O.J. Simpson seeks new robbery trial

LAS VEGAS — A fuller-faced O.J. Simpson walked slowly into a courtroom here Monday wearing wrist shackles and a blue jail jumpsuit as he seeks a new trial in his sports memorabilia robbery and kidnapping conviction that sent him to prison.

The disgraced former all-star NFL running back and Heisman Trophy winner smiled and raised his eyebrows toward several friends and family members as marshals led him into a crowded courtroom before Clark County District Court Judge Linda Marie Bell.

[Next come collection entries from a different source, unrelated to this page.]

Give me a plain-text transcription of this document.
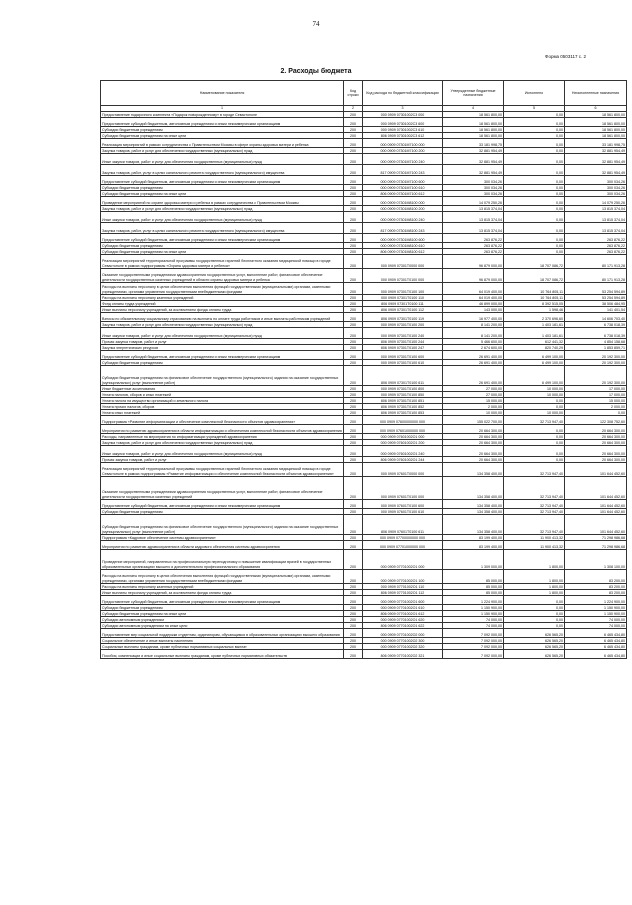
74
Форма 0503117 с. 2
2. Расходы бюджета
Наименование показателя	Код строки	Код расхода по бюджетной классификации	Утвержденные бюджетные назначения	Исполнено	Неисполненные назначения
1	2	3	4	5	6
Предоставление подарочного комплекта «Подарок новорожденному» в городе Севастополе	200	000 0909 07301002С3 000	18 561 800,00	0,00	18 561 800,00
Предоставление субсидий бюджетным, автономным учреждениям и иным некоммерческим организациям	200	000 0909 07301002С3 600	18 561 800,00	0,00	18 561 800,00
Субсидии бюджетным учреждениям	200	000 0909 07301002С3 610	18 561 800,00	0,00	18 561 800,00
Субсидии бюджетным учреждениям на иные цели	200	806 0909 07301002С3 612	18 561 800,00	0,00	18 561 800,00
Реализация мероприятий в рамках сотрудничества с Правительством Москвы в сфере охраны здоровья матери и ребенка	200	000 0909 07301M7100 000	33 181 998,75	0,00	33 181 998,75
Закупка товаров, работ и услуг для обеспечения государственных (муниципальных) нужд	200	000 0909 07301M7100 200	32 881 954,49	0,00	32 881 954,49
Иные закупки товаров, работ и услуг для обеспечения государственных (муниципальных) нужд	200	000 0909 07301M7100 240	32 881 954,49	0,00	32 881 954,49
Закупка товаров, работ, услуг в целях капитального ремонта государственного (муниципального) имущества	200	817 0909 07301M7100 243	32 881 954,49	0,00	32 881 954,49
Предоставление субсидий бюджетным, автономным учреждениям и иным некоммерческим организациям	200	000 0909 07301M7100 600	300 034,26	0,00	300 034,26
Субсидии бюджетным учреждениям	200	000 0909 07301M7100 610	300 034,26	0,00	300 034,26
Субсидии бюджетным учреждениям на иные цели	200	806 0909 07301M7100 612	300 034,26	0,00	300 034,26
Проведение мероприятий по охране здоровья матери и ребенка в рамках сотрудничества с Правительством Москвы	200	000 0909 07301M8100 000	14 079 250,26	0,00	14 079 250,26
Закупка товаров, работ и услуг для обеспечения государственных (муниципальных) нужд	200	000 0909 07301M8100 200	13 815 374,04	0,00	13 815 374,04
Иные закупки товаров, работ и услуг для обеспечения государственных (муниципальных) нужд	200	000 0909 07301M8100 240	13 815 374,04	0,00	13 815 374,04
Закупка товаров, работ, услуг в целях капитального ремонта государственного (муниципального) имущества	200	817 0909 07301M8100 243	13 815 374,04	0,00	13 815 374,04
Предоставление субсидий бюджетным, автономным учреждениям и иным некоммерческим организациям	200	000 0909 07301M8100 600	263 876,22	0,00	263 876,22
Субсидии бюджетным учреждениям	200	000 0909 07301M8100 610	263 876,22	0,00	263 876,22
Субсидии бюджетным учреждениям на иные цели	200	806 0909 07301M8100 612	263 876,22	0,00	263 876,22
Реализация мероприятий территориальной программы государственных гарантий бесплатного оказания медицинской помощи в городе Севастополе в рамках подпрограммы «Охрана здоровья матери и ребенка»	200	000 0909 07301T0000 000	96 879 000,00	18 707 086,72	80 171 913,28
Оказание государственными учреждениями здравоохранения государственных услуг, выполнение работ, финансовое обеспечение деятельности государственных казенных учреждений в области охраны здоровья матери и ребенка	200	000 0909 07301T0100 000	96 879 000,00	18 707 086,72	80 171 913,28
Расходы на выплаты персоналу в целях обеспечения выполнения функций государственными (муниципальными) органами, казенными учреждениями, органами управления государственными внебюджетными фондами	200	000 0909 07301T0100 100	64 019 400,00	10 764 805,11	53 254 594,89
Расходы на выплаты персоналу казенных учреждений	200	000 0909 07301T0100 110	64 019 400,00	10 764 805,11	53 254 594,89
Фонд оплаты труда учреждений	200	806 0909 07301T0100 111	46 899 000,00	8 392 515,05	38 506 484,95
Иные выплаты персоналу учреждений, за исключением фонда оплаты труда	200	806 0909 07301T0100 112	143 000,00	1 598,46	141 401,54
Взносы по обязательному социальному страхованию на выплаты по оплате труда работников и иные выплаты работникам учреждений	200	806 0909 07301T0100 119	16 977 400,00	2 370 696,60	14 606 703,40
Закупка товаров, работ и услуг для обеспечения государственных (муниципальных) нужд	200	000 0909 07301T0100 200	8 141 200,00	1 403 181,61	6 738 018,39
Иные закупки товаров, работ и услуг для обеспечения государственных (муниципальных) нужд	200	000 0909 07301T0100 240	8 141 200,00	1 403 181,61	6 738 018,39
Прочая закупка товаров, работ и услуг	200	806 0909 07301T0100 244	5 466 600,00	612 441,32	4 854 158,68
Закупка энергетических ресурсов	200	806 0909 07301T0100 247	2 674 600,00	820 740,29	1 853 859,71
Предоставление субсидий бюджетным, автономным учреждениям и иным некоммерческим организациям	200	000 0909 07301T0100 600	26 691 400,00	6 499 100,00	20 192 300,00
Субсидии бюджетным учреждениям	200	000 0909 07301T0100 610	26 691 400,00	6 499 100,00	20 192 300,00
Субсидии бюджетным учреждениям на финансовое обеспечение государственного (муниципального) задания на оказание государственных (муниципальных) услуг (выполнение работ)	200	806 0909 07301T0100 611	26 691 400,00	6 499 100,00	20 192 300,00
Иные бюджетные ассигнования	200	000 0909 07301T0100 800	27 000,00	10 000,00	17 000,00
Уплата налогов, сборов и иных платежей	200	000 0909 07301T0100 850	27 000,00	10 000,00	17 000,00
Уплата налога на имущество организаций и земельного налога	200	806 0909 07301T0100 851	15 000,00	0,00	15 000,00
Уплата прочих налогов, сборов	200	806 0909 07301T0100 852	2 000,00	0,00	2 000,00
Уплата иных платежей	200	806 0909 07301T0100 853	10 000,00	10 000,00	0,00
Подпрограмма «Развитие информатизации и обеспечение комплексной безопасности объектов здравоохранения»	200	000 0909 07600000000 000	155 022 700,00	32 713 947,40	122 308 752,60
Мероприятия по развитию здравоохранения в области информатизации и обеспечения комплексной безопасности объектов здравоохранения	200	000 0909 07601000000 000	20 664 300,00	0,00	20 664 300,00
Расходы, направленные на мероприятия по информатизации учреждений здравоохранения	200	000 0909 07601002О1 000	20 664 300,00	0,00	20 664 300,00
Закупка товаров, работ и услуг для обеспечения государственных (муниципальных) нужд	200	000 0909 07601002О1 200	20 664 300,00	0,00	20 664 300,00
Иные закупки товаров, работ и услуг для обеспечения государственных (муниципальных) нужд	200	000 0909 07601002О1 240	20 664 300,00	0,00	20 664 300,00
Прочая закупка товаров, работ и услуг	200	806 0909 07601002О1 244	20 664 300,00	0,00	20 664 300,00
Реализация мероприятий территориальной программы государственных гарантий бесплатного оказания медицинской помощи в городе Севастополе в рамках подпрограммы «Развитие информатизации и обеспечение комплексной безопасности объектов здравоохранения»	200	000 0909 07601T0000 000	134 358 400,00	32 713 947,40	101 644 452,60
Оказание государственными учреждениями здравоохранения государственных услуг, выполнение работ, финансовое обеспечение деятельности государственных казенных учреждений	200	000 0909 07601T0100 000	134 358 400,00	32 713 947,40	101 644 452,60
Предоставление субсидий бюджетным, автономным учреждениям и иным некоммерческим организациям	200	000 0909 07601T0100 600	134 358 400,00	32 713 947,40	101 644 452,60
Субсидии бюджетным учреждениям	200	000 0909 07601T0100 610	134 358 400,00	32 713 947,40	101 644 452,60
Субсидии бюджетным учреждениям на финансовое обеспечение государственного (муниципального) задания на оказание государственных (муниципальных) услуг (выполнение работ)	200	806 0909 07601T0100 611	134 358 400,00	32 713 947,40	101 644 452,60
Подпрограмма «Кадровое обеспечение системы здравоохранения»	200	000 0909 07700000000 000	83 199 400,00	11 900 413,32	71 298 986,68
Мероприятия по развитию здравоохранения в области кадрового обеспечения системы здравоохранения	200	000 0909 07701000000 000	83 199 400,00	11 900 413,32	71 298 986,68
Проведение мероприятий, направленных на профессиональную переподготовку и повышение квалификации врачей в государственных образовательных организациях высшего и дополнительного профессионального образования	200	000 0909 07701002О1 000	1 309 000,00	1 800,00	1 308 100,00
Расходы на выплаты персоналу в целях обеспечения выполнения функций государственными (муниципальными) органами, казенными учреждениями, органами управления государственными внебюджетными фондами	200	000 0909 07701002О1 100	85 000,00	1 800,00	83 200,00
Расходы на выплаты персоналу казенных учреждений	200	000 0909 07701002О1 110	85 000,00	1 800,00	83 200,00
Иные выплаты персоналу учреждений, за исключением фонда оплаты труда	200	806 0909 07701002О1 112	85 000,00	1 800,00	83 200,00
Предоставление субсидий бюджетным, автономным учреждениям и иным некоммерческим организациям	200	000 0909 07701002О1 600	1 224 900,00	0,00	1 224 900,00
Субсидии бюджетным учреждениям	200	000 0909 07701002О1 610	1 150 900,00	0,00	1 150 900,00
Субсидии бюджетным учреждениям на иные цели	200	806 0909 07701002О1 612	1 150 900,00	0,00	1 150 900,00
Субсидии автономным учреждениям	200	000 0909 07701002О1 620	74 000,00	0,00	74 000,00
Субсидии автономным учреждениям на иные цели	200	806 0909 07701002О1 622	74 000,00	0,00	74 000,00
Предоставление мер социальной поддержки студентам, ординаторам, обучающимся в образовательных организациях высшего образования	200	000 0909 07701002О2 000	7 092 000,00	626 565,20	6 465 434,80
Социальное обеспечение и иные выплаты населению	200	000 0909 07701002О2 300	7 092 000,00	626 565,20	6 465 434,80
Социальные выплаты гражданам, кроме публичных нормативных социальных выплат	200	000 0909 07701002О2 320	7 092 000,00	626 565,20	6 465 434,80
Пособия, компенсации и иные социальные выплаты гражданам, кроме публичных нормативных обязательств	200	806 0909 07701002О2 321	7 092 000,00	626 565,20	6 465 434,80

Simpson, 65, has filed court papers claiming that shoddy legal representation from defense lawyer Yale Galanter led to his conviction in the gunpoint robbery of two sports memorabilia dealers in a Las Vegas hotel room in 2007. Simpson’s defense argued he was merely trying to recover property that was rightly his.

Simpson received a sentence of nine to 33 years.

In the sworn statements, Simpson alleges that Galanter never told him that prosecutors had offered him a plea bargain. He says Galanter also had a conflict of interest in the case because he approved of Simpson’s plan to retrieve the family photos, footballs, trophies and other personal belongings as long as no one trespassed and no force was used.

Simpson has testified that he didn’t know that the five men who had accompanied him to the Palace Station hotel brought guns.

Simpson and Galanter are expected to take the stand in the retrial hearing, which is expected to last a week. Simpson will be 70 before being eligible for parole.

Simpson appeared decidedly heavier and grayer than he was when convicted in 2008, and a far cry from his playing days. But he was still a celebrity, prompting a marshal to admonish supporters and journalists against calling out or trying to get Simpson’s attention as he walked into the courtroom.

During Monday’s proceedings, Simpson watched in silence, occasionally conferring with his two lawyers as several witnesses took the stand, including his daughter, Amelle.

Bell has agreed to hear 19 of 22 allegations of conflict of interest alleged by Simpson’s lawyers.

In the past two decades, Simpson has become a regular in highly publicized court trials. In 1995, he was acquitted in a Los Angeles courtroom of the murders of his wife, Nicole Brown Simpson, and Ronald Goldman. In a subsequent civil trial, Simpson was found liable for civil damages of $33.5 million.

That case was the only time that Simpson has testified in open court.

On Monday, a Las Vegas psychiatrist testified that on the night of the 2007 confrontation in the Palace Station, Simpson might have been affected by stress as well as from drinking for much of the day.

Eric Bryson, a defense attorney who represented one of Simpson’s co-defendants in the 2008 trial, also testified Monday that he questioned the rationale of several legal decisions made by Galanter, including not challenging several questionable audiotapes presented as evidence on which Simpson made “prejudicial statements.” The recordings had been made by a Simpson associate.

“FBI agents said at the time that they couldn’t verify that the tapes had not been tampered with and that there was no chain of custody,” Bryson said. “Without those tapes, there would have been no evidence of any kind of conspiracy.”

Amelle Simpson testified that she was in Las Vegas working as a wedding planner at the time of the 2007 robbery and said that her father had been drinking the night before and the day of the hotel room confrontation.

She said she had dinner with her father and several others on the night before the robbery. And while the move to retrieve the mementos was discussed by her father and others, there was no mention of guns or weapons, she testified.